Data publikacji: 20.02.2020
Ile pączków planujecie dzisiaj spałaszować? My jesteśmy już po pierwszej kolejce i nie zamierzamy na tym poprzestać 😉 A wiecie, że niektóre nasze koty dostają specjalne pączki codziennie?
Filutka, Misia, Igi oraz Czupurek dostają kuleczki, w których zamiast ciasta jest mięso, a zamiast marmolady – Palladia, lekarstwo o działaniu przeciwnowotworowym. Filutka ma raka płaskonabłonkowego na nosku, zaś pozostała trójka jest po wycięciu guzów woszczynowych z uszek. Mamy nadzieję, że terapia pomoże im zwalczyć chorobę. Bardzo nas cieszy, że nasze koty zwykle chętnie wcinają te najzdrowsze pączki świata.
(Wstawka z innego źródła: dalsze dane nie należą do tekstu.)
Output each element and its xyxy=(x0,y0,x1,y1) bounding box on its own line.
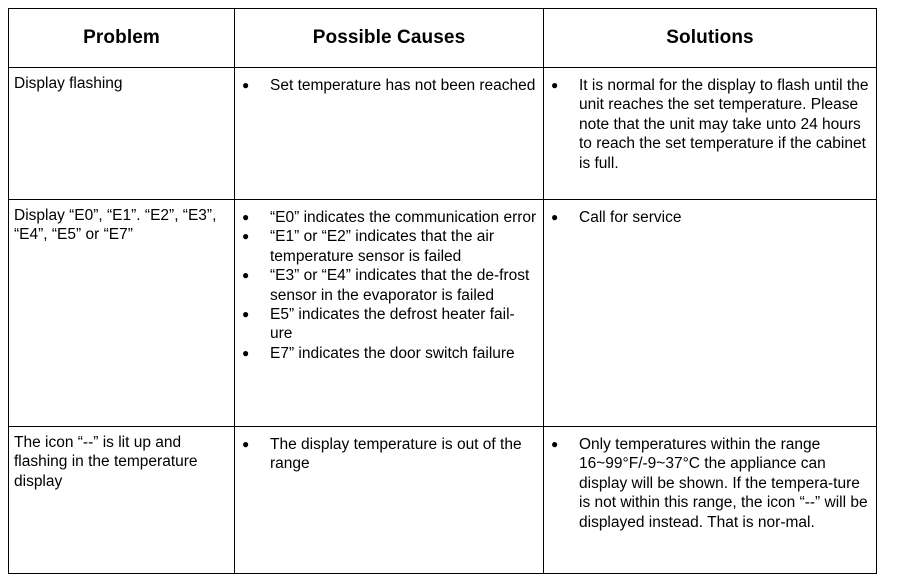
list-item xyxy=(235,305,537,344)
list-item xyxy=(544,435,870,532)
list-item xyxy=(235,435,537,474)
cause-text: The display temperature is out of the range xyxy=(270,436,522,473)
list-item xyxy=(544,76,870,173)
solutions-list xyxy=(544,200,876,227)
solution-text: Call for service xyxy=(579,209,682,226)
bullet-icon: ● xyxy=(551,437,559,451)
bullet-icon: ● xyxy=(242,437,250,451)
header-row xyxy=(9,9,877,68)
problem-text: Display flashing xyxy=(14,75,123,92)
list-item xyxy=(235,344,537,363)
list-item xyxy=(235,208,537,227)
list-item xyxy=(235,266,537,305)
solutions-cell xyxy=(544,427,877,574)
header-possible-causes: Possible Causes xyxy=(235,9,544,68)
solutions-list xyxy=(544,427,876,532)
cause-text: “E1” or “E2” indicates that the air temperature sensor is failed xyxy=(270,228,494,265)
bullet-icon: ● xyxy=(242,345,250,360)
troubleshooting-table xyxy=(8,8,877,574)
problem-text: Display “E0”, “E1”. “E2”, “E3”, “E4”, “E5” or “E7” xyxy=(14,207,217,244)
header-problem: Problem xyxy=(9,9,235,68)
cause-text: “E0” indicates the communication error xyxy=(270,209,537,226)
list-item xyxy=(235,76,537,95)
causes-cell xyxy=(235,427,544,574)
solutions-list xyxy=(544,68,876,173)
problem-cell xyxy=(9,427,235,574)
causes-cell xyxy=(235,68,544,200)
bullet-icon: ● xyxy=(242,307,250,322)
list-item xyxy=(235,227,537,266)
solutions-cell xyxy=(544,68,877,200)
solution-text: It is normal for the display to flash until the unit reaches the set temperature. Please note that the unit may take unto 24 hours to reach the set temperature if the cabinet is full. xyxy=(579,77,869,172)
cause-text: E5” indicates the defrost heater fail-ure xyxy=(270,306,515,343)
cause-text: Set temperature has not been reached xyxy=(270,77,536,94)
cause-text: “E3” or “E4” indicates that the de-frost sensor in the evaporator is failed xyxy=(270,267,530,304)
solutions-cell xyxy=(544,200,877,427)
table-row xyxy=(9,427,877,574)
causes-cell xyxy=(235,200,544,427)
bullet-icon: ● xyxy=(242,268,250,283)
header-solutions: Solutions xyxy=(544,9,877,68)
causes-list xyxy=(235,427,543,474)
causes-list xyxy=(235,68,543,95)
table-row xyxy=(9,68,877,200)
table-row xyxy=(9,200,877,427)
solution-text: Only temperatures within the range 16~99°F/-9~37°C the appliance can display will be shown. If the tempera-ture is not within this range, the icon “--” will be displayed instead. That is nor-mal. xyxy=(579,436,868,531)
list-item xyxy=(544,208,870,227)
bullet-icon: ● xyxy=(551,210,559,224)
problem-cell xyxy=(9,200,235,427)
bullet-icon: ● xyxy=(242,229,250,244)
bullet-icon: ● xyxy=(551,78,559,92)
bullet-icon: ● xyxy=(242,210,250,224)
problem-cell xyxy=(9,68,235,200)
cause-text: E7” indicates the door switch failure xyxy=(270,344,515,362)
causes-list xyxy=(235,200,543,363)
problem-text: The icon “--” is lit up and flashing in the temperature display xyxy=(14,434,198,490)
bullet-icon: ● xyxy=(242,78,250,92)
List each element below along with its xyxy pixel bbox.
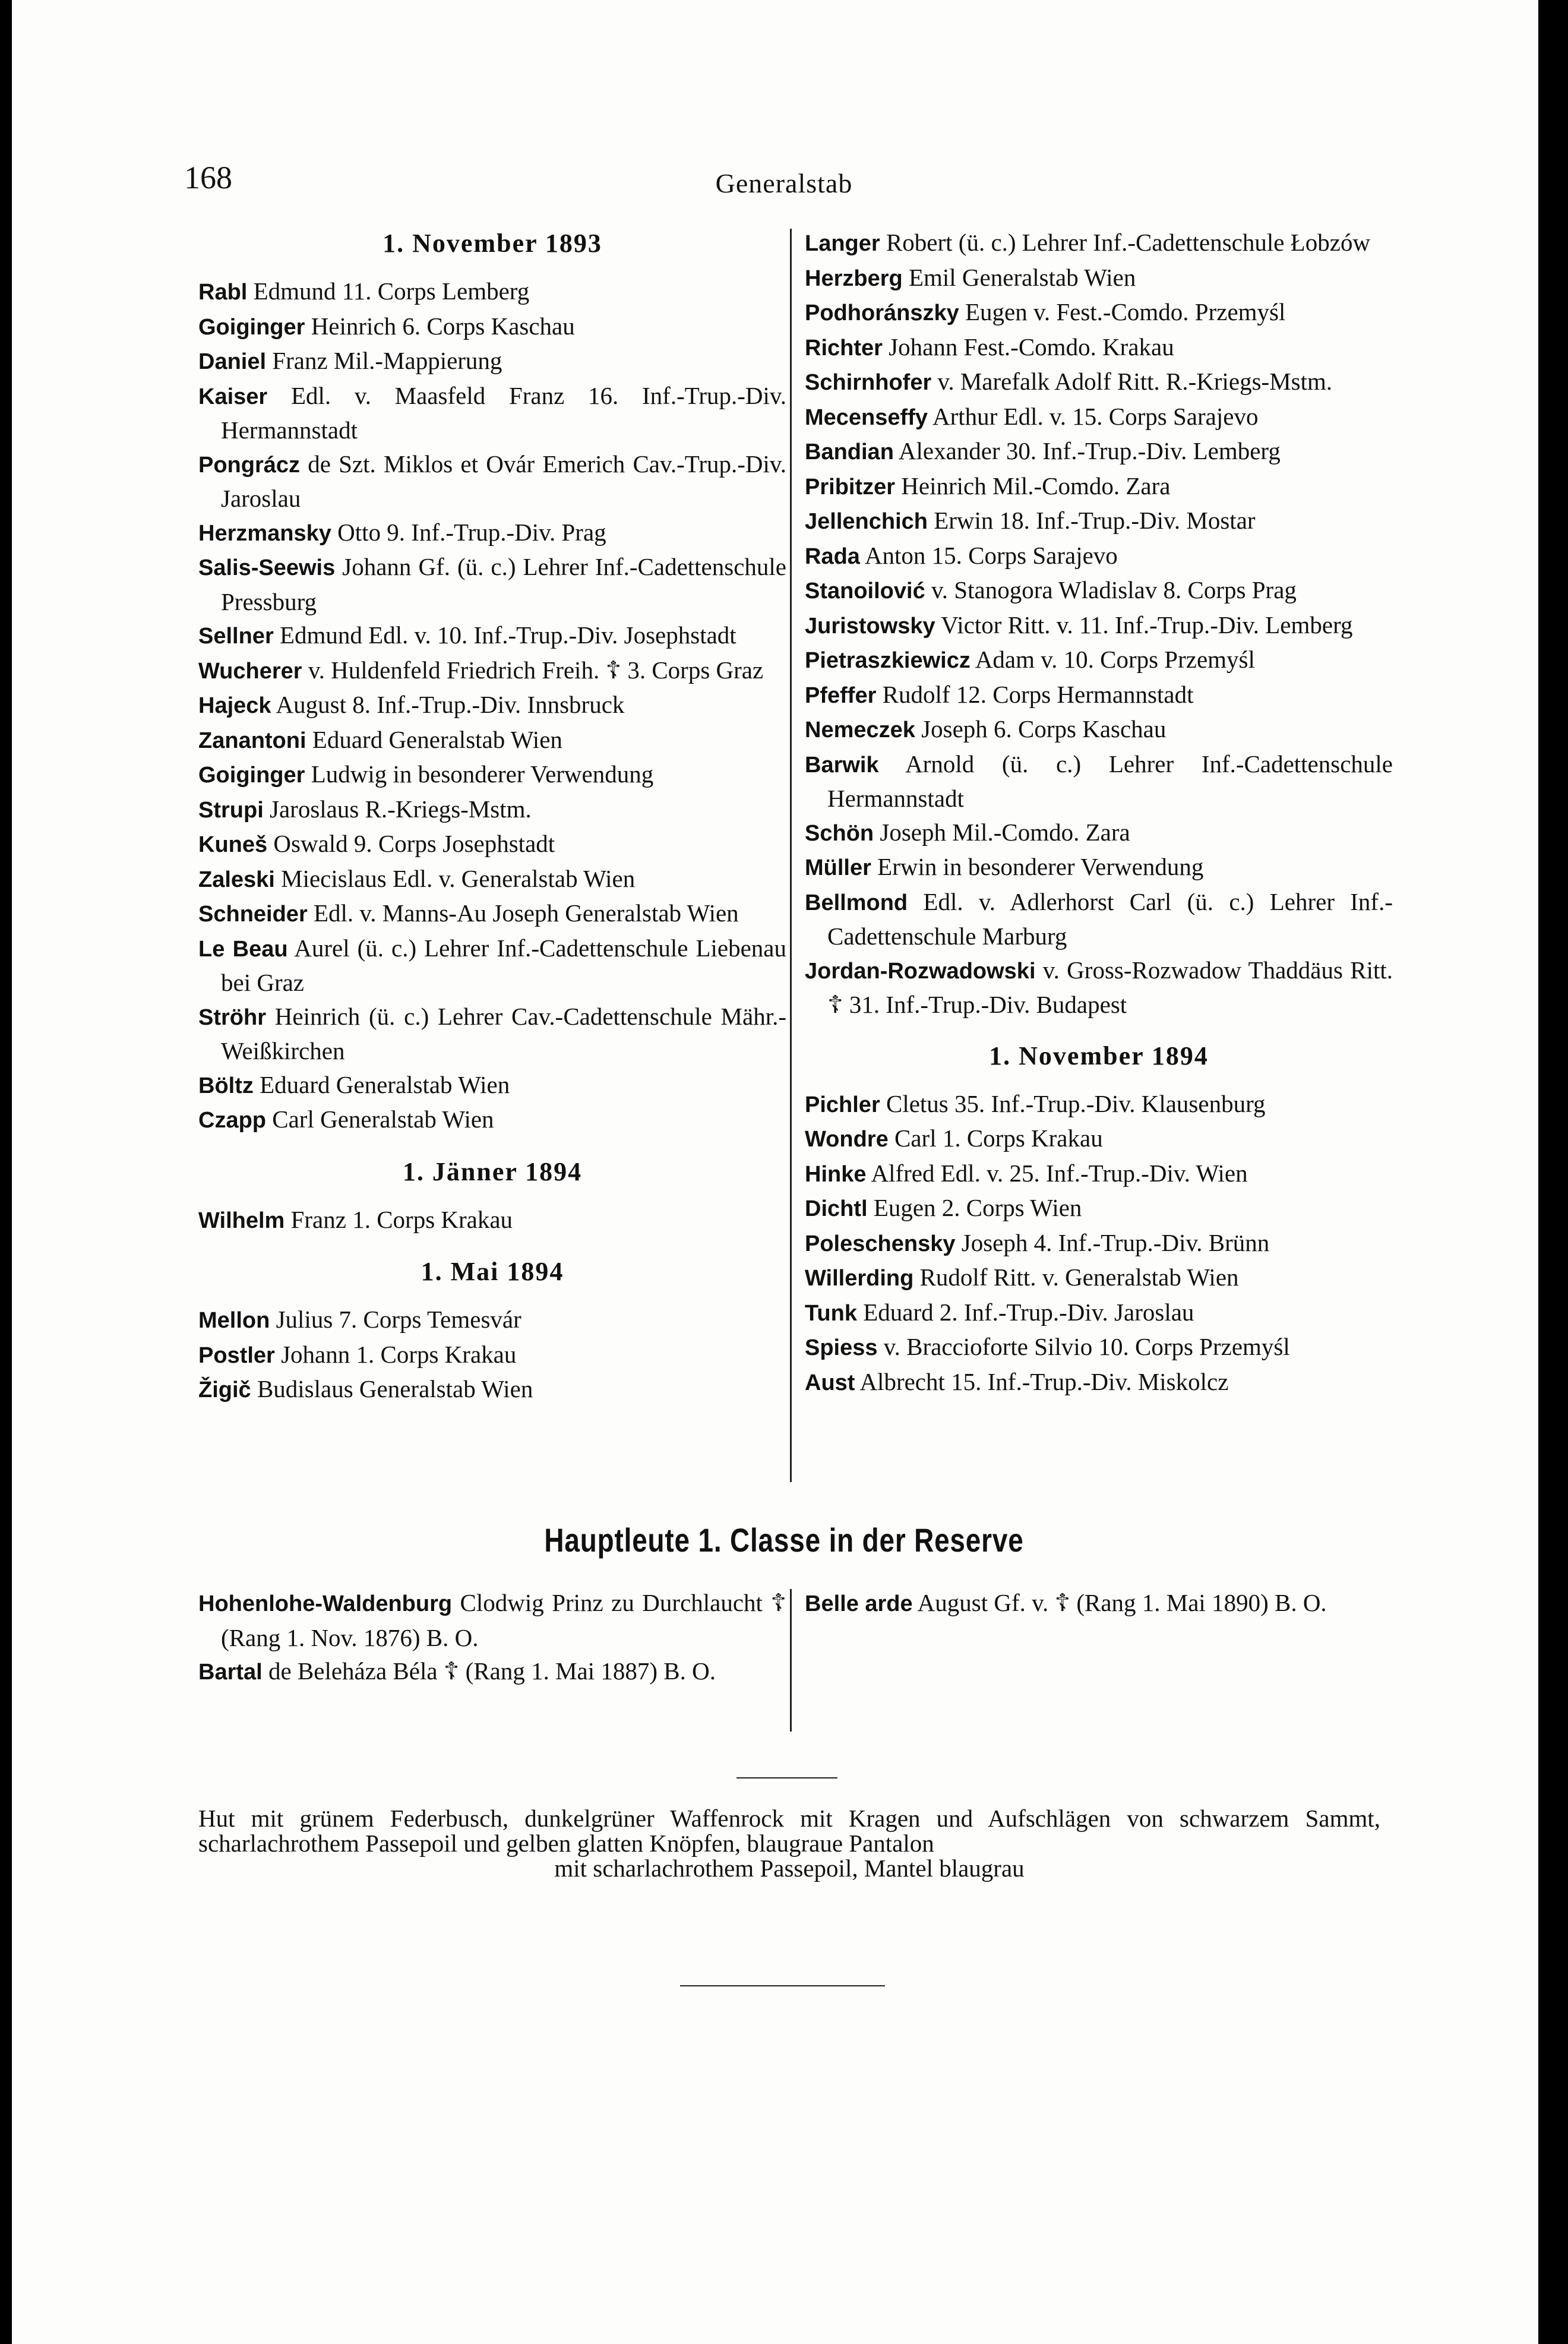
officer-surname: Schön	[805, 820, 874, 846]
roster-entry	[198, 516, 786, 551]
roster-entry	[805, 1157, 1393, 1192]
reserve-column-divider	[790, 1589, 792, 1732]
officer-surname: Herzberg	[805, 266, 903, 291]
officer-details: v. Stanogora Wladislav 8. Corps Prag	[925, 576, 1297, 604]
roster-entry	[198, 653, 786, 688]
officer-surname: Spiess	[805, 1335, 878, 1360]
officer-surname: Tunk	[805, 1300, 857, 1326]
officer-details: Johann Gf. (ü. c.) Lehrer Inf.-Cadettenschule Pressburg	[221, 553, 786, 615]
officer-details: Arthur Edl. v. 15. Corps Sarajevo	[927, 402, 1259, 430]
officer-details: August 8. Inf.-Trup.-Div. Innsbruck	[271, 691, 625, 718]
roster-entry	[198, 757, 786, 792]
officer-surname: Daniel	[198, 349, 267, 374]
uniform-line-1: Hut mit grünem Federbusch, dunkelgrüner Waffenrock mit Kragen und Aufschlägen von schwarzem Sammt, scharlachrothem Passepoil und gelben glatten Knöpfen, blaugraue Pantalon	[198, 1805, 1380, 1857]
roster-entry	[805, 850, 1393, 885]
officer-details: de Szt. Miklos et Ovár Emerich Cav.-Trup.-Div. Jaroslau	[221, 450, 786, 512]
column-divider	[790, 229, 792, 1482]
roster-entry	[198, 447, 786, 516]
officer-surname: Strupi	[198, 797, 264, 823]
officer-surname: Willerding	[805, 1266, 914, 1291]
officer-surname: Richter	[805, 335, 883, 361]
officer-surname: Langer	[805, 231, 880, 256]
roster-entry	[805, 365, 1393, 400]
roster-entry	[198, 896, 786, 931]
officer-surname: Kaiser	[198, 384, 268, 409]
officer-surname: Pfeffer	[805, 683, 877, 708]
officer-details: Otto 9. Inf.-Trup.-Div. Prag	[331, 518, 606, 546]
date-heading: 1. November 1893	[382, 229, 602, 258]
officer-surname: Goiginger	[198, 763, 305, 788]
officer-details: Joseph 6. Corps Kaschau	[915, 715, 1166, 743]
roster-entry	[805, 953, 1393, 1022]
officer-details: Johann 1. Corps Krakau	[274, 1340, 517, 1368]
roster-entry	[805, 295, 1393, 330]
roster-entry	[805, 1226, 1393, 1261]
officer-surname: Bartal	[198, 1660, 263, 1685]
officer-details: Eduard 2. Inf.-Trup.-Div. Jaroslau	[856, 1298, 1194, 1326]
officer-surname: Pribitzer	[805, 474, 896, 500]
roster-entry	[805, 261, 1393, 296]
officer-details: Eugen 2. Corps Wien	[867, 1194, 1082, 1221]
officer-details: Heinrich (ü. c.) Lehrer Cav.-Cadettenschule Mähr.-Weißkirchen	[221, 1002, 786, 1064]
roster-entry	[198, 1303, 786, 1338]
roster-entry	[198, 688, 786, 723]
officer-details: Adam v. 10. Corps Przemyśl	[970, 646, 1255, 673]
officer-details: v. Marefalk Adolf Ritt. R.-Kriegs-Mstm.	[931, 368, 1333, 395]
end-rule	[680, 1985, 885, 1986]
roster-entry	[198, 1068, 786, 1103]
officer-surname: Wucherer	[198, 658, 302, 684]
officer-details: Eduard Generalstab Wien	[306, 725, 562, 753]
officer-details: Edl. v. Manns-Au Joseph Generalstab Wien	[307, 899, 739, 927]
roster-entry	[198, 862, 786, 897]
officer-details: Eugen v. Fest.-Comdo. Przemyśl	[959, 298, 1286, 326]
officer-surname: Hajeck	[198, 693, 271, 718]
officer-surname: Mellon	[198, 1308, 270, 1333]
roster-entry	[805, 1365, 1393, 1400]
officer-surname: Schirnhofer	[805, 370, 932, 395]
officer-surname: Nemeczek	[805, 718, 915, 743]
officer-details: Johann Fest.-Comdo. Krakau	[882, 333, 1174, 361]
roster-entry	[198, 1586, 786, 1654]
officer-surname: Pongrácz	[198, 452, 301, 478]
roster-entry	[198, 723, 786, 758]
roster-entry	[198, 274, 786, 309]
date-heading: 1. Jänner 1894	[402, 1157, 583, 1186]
date-heading: 1. November 1894	[989, 1041, 1209, 1070]
roster-entry	[805, 226, 1393, 261]
officer-details: Alfred Edl. v. 25. Inf.-Trup.-Div. Wien	[866, 1159, 1248, 1187]
officer-surname: Le Beau	[198, 936, 288, 962]
officer-surname: Hinke	[805, 1161, 867, 1187]
officer-surname: Sellner	[198, 624, 274, 649]
officer-surname: Juristowsky	[805, 613, 935, 639]
roster-entry	[805, 573, 1393, 608]
officer-details: Jaroslaus R.-Kriegs-Mstm.	[263, 795, 532, 823]
officer-details: Ludwig in besonderer Verwendung	[305, 760, 654, 788]
officer-details: Eduard Generalstab Wien	[253, 1070, 510, 1098]
officer-surname: Pietraszkiewicz	[805, 648, 970, 673]
roster-entry	[805, 1261, 1393, 1296]
roster-entry	[805, 469, 1393, 504]
officer-details: Oswald 9. Corps Josephstadt	[267, 830, 555, 857]
officer-surname: Bandian	[805, 440, 894, 465]
reserve-right-column	[805, 1586, 1393, 1621]
officer-details: Edmund 11. Corps Lemberg	[247, 277, 530, 305]
officer-surname: Mecenseffy	[805, 405, 928, 430]
roster-entry	[805, 330, 1393, 365]
officer-surname: Wilhelm	[198, 1208, 285, 1233]
officer-details: Heinrich 6. Corps Kaschau	[305, 312, 575, 340]
roster-entry	[198, 827, 786, 862]
officer-surname: Poleschensky	[805, 1231, 956, 1256]
officer-surname: Schneider	[198, 902, 308, 927]
officer-details: Victor Ritt. v. 11. Inf.-Trup.-Div. Lemberg	[935, 611, 1353, 639]
reserve-heading: Hauptleute 1. Classe in der Reserve	[544, 1521, 1024, 1559]
separator-rule	[736, 1777, 837, 1778]
officer-details: Budislaus Generalstab Wien	[251, 1375, 533, 1402]
roster-entry	[198, 344, 786, 379]
officer-details: Rudolf Ritt. v. Generalstab Wien	[913, 1263, 1239, 1291]
officer-surname: Stanoilović	[805, 579, 925, 604]
officer-surname: Podhoránszky	[805, 301, 959, 326]
roster-entry	[198, 931, 786, 1000]
roster-entry	[805, 678, 1393, 713]
officer-details: Miecislaus Edl. v. Generalstab Wien	[274, 864, 636, 892]
roster-entry	[198, 379, 786, 447]
officer-details: Julius 7. Corps Temesvár	[270, 1306, 521, 1333]
officer-details: Arnold (ü. c.) Lehrer Inf.-Cadettenschule Hermannstadt	[827, 750, 1393, 812]
roster-entry	[805, 1087, 1393, 1122]
roster-entry	[198, 1338, 786, 1373]
officer-surname: Belle arde	[805, 1591, 913, 1616]
officer-surname: Zanantoni	[198, 728, 306, 753]
uniform-line-2: mit scharlachrothem Passepoil, Mantel blaugrau	[554, 1855, 1025, 1882]
officer-surname: Postler	[198, 1342, 275, 1368]
officer-details: Franz Mil.-Mappierung	[266, 347, 502, 374]
officer-surname: Dichtl	[805, 1196, 868, 1221]
officer-surname: Salis-Seewis	[198, 555, 336, 580]
uniform-description	[198, 1806, 1380, 1881]
officer-details: Robert (ü. c.) Lehrer Inf.-Cadettenschule Łobzów	[880, 229, 1371, 256]
page-number: 168	[184, 160, 232, 195]
officer-surname: Czapp	[198, 1108, 266, 1133]
officer-surname: Žigič	[198, 1378, 251, 1402]
officer-surname: Goiginger	[198, 314, 305, 340]
officer-details: v. Gross-Rozwadow Thaddäus Ritt. ☦ 31. Inf.-Trup.-Div. Budapest	[827, 956, 1393, 1018]
officer-surname: Ströhr	[198, 1004, 266, 1030]
officer-details: Erwin in besonderer Verwendung	[871, 853, 1204, 880]
officer-details: v. Huldenfeld Friedrich Freih. ☦ 3. Corps Graz	[302, 656, 764, 684]
left-column	[198, 226, 786, 1407]
roster-entry	[805, 1586, 1393, 1621]
officer-surname: Pichler	[805, 1092, 880, 1117]
roster-entry	[805, 816, 1393, 851]
reserve-left-column	[198, 1586, 786, 1689]
officer-surname: Aust	[805, 1370, 855, 1395]
officer-details: Rudolf 12. Corps Hermannstadt	[876, 680, 1194, 708]
roster-entry	[805, 539, 1393, 574]
date-heading: 1. Mai 1894	[421, 1257, 564, 1286]
officer-details: Edl. v. Adlerhorst Carl (ü. c.) Lehrer Inf.-Cadettenschule Marburg	[827, 887, 1393, 950]
officer-details: Heinrich Mil.-Comdo. Zara	[895, 472, 1171, 500]
roster-entry	[805, 434, 1393, 469]
roster-entry	[805, 1296, 1393, 1331]
officer-surname: Barwik	[805, 752, 879, 778]
officer-surname: Böltz	[198, 1073, 254, 1098]
officer-details: Clodwig Prinz zu Durchlaucht ☦ (Rang 1. Nov. 1876) B. O.	[221, 1589, 786, 1651]
officer-details: Joseph Mil.-Comdo. Zara	[874, 818, 1130, 846]
officer-details: Edl. v. Maasfeld Franz 16. Inf.-Trup.-Div. Hermannstadt	[221, 381, 786, 444]
officer-details: Edmund Edl. v. 10. Inf.-Trup.-Div. Josephstadt	[273, 621, 736, 649]
roster-entry	[198, 618, 786, 653]
officer-details: Albrecht 15. Inf.-Trup.-Div. Miskolcz	[855, 1367, 1229, 1395]
officer-surname: Müller	[805, 855, 871, 880]
roster-entry	[805, 747, 1393, 816]
officer-details: Erwin 18. Inf.-Trup.-Div. Mostar	[927, 507, 1256, 534]
right-column	[805, 226, 1393, 1400]
officer-details: Alexander 30. Inf.-Trup.-Div. Lemberg	[893, 437, 1281, 465]
roster-entry	[805, 608, 1393, 643]
roster-entry	[198, 1102, 786, 1138]
officer-surname: Herzmansky	[198, 520, 331, 546]
roster-entry	[198, 550, 786, 618]
officer-surname: Hohenlohe-Waldenburg	[198, 1591, 453, 1616]
roster-entry	[198, 309, 786, 345]
officer-surname: Rada	[805, 544, 860, 569]
officer-details: Carl Generalstab Wien	[266, 1105, 494, 1133]
officer-details: Cletus 35. Inf.-Trup.-Div. Klausenburg	[880, 1089, 1266, 1117]
officer-surname: Jordan-Rozwadowski	[805, 958, 1036, 984]
officer-surname: Wondre	[805, 1127, 889, 1152]
officer-details: de Beleháza Béla ☦ (Rang 1. Mai 1887) B. O.	[262, 1657, 716, 1685]
officer-details: August Gf. v. ☦ (Rang 1. Mai 1890) B. O.	[912, 1589, 1327, 1616]
running-head: Generalstab	[715, 168, 853, 198]
officer-details: Carl 1. Corps Krakau	[888, 1124, 1103, 1152]
roster-entry	[198, 1654, 786, 1689]
roster-entry	[805, 1122, 1393, 1157]
roster-entry	[805, 643, 1393, 678]
officer-surname: Rabl	[198, 280, 248, 305]
roster-entry	[198, 1203, 786, 1238]
roster-entry	[805, 1330, 1393, 1365]
officer-details: Franz 1. Corps Krakau	[284, 1205, 513, 1233]
officer-details: Aurel (ü. c.) Lehrer Inf.-Cadettenschule Liebenau bei Graz	[221, 934, 786, 996]
officer-surname: Jellenchich	[805, 509, 928, 534]
roster-entry	[198, 1372, 786, 1407]
officer-details: Anton 15. Corps Sarajevo	[859, 541, 1118, 569]
roster-entry	[805, 1191, 1393, 1226]
roster-entry	[805, 885, 1393, 953]
roster-entry	[198, 792, 786, 827]
officer-surname: Bellmond	[805, 890, 908, 915]
officer-surname: Kuneš	[198, 832, 268, 857]
roster-entry	[198, 1000, 786, 1068]
officer-surname: Zaleski	[198, 867, 275, 892]
officer-details: Emil Generalstab Wien	[902, 263, 1136, 291]
officer-details: Joseph 4. Inf.-Trup.-Div. Brünn	[955, 1228, 1270, 1256]
officer-details: v. Braccioforte Silvio 10. Corps Przemyśl	[877, 1333, 1290, 1360]
roster-entry	[805, 400, 1393, 435]
roster-entry	[805, 712, 1393, 747]
roster-entry	[805, 504, 1393, 539]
A w nagrodę, gdy już przełkną najważniejsze – dostają na przegryzkę jeszcze troszkę mięsa i dużą porcję głasków.
Na zdjęciach widzicie Filutkę, która jak dotąd bardzo dobrze reaguje na kurację. Nosek się goi, a kicia czuje o niebo lepiej niż kilka tygodni temu. Oby tak dalej.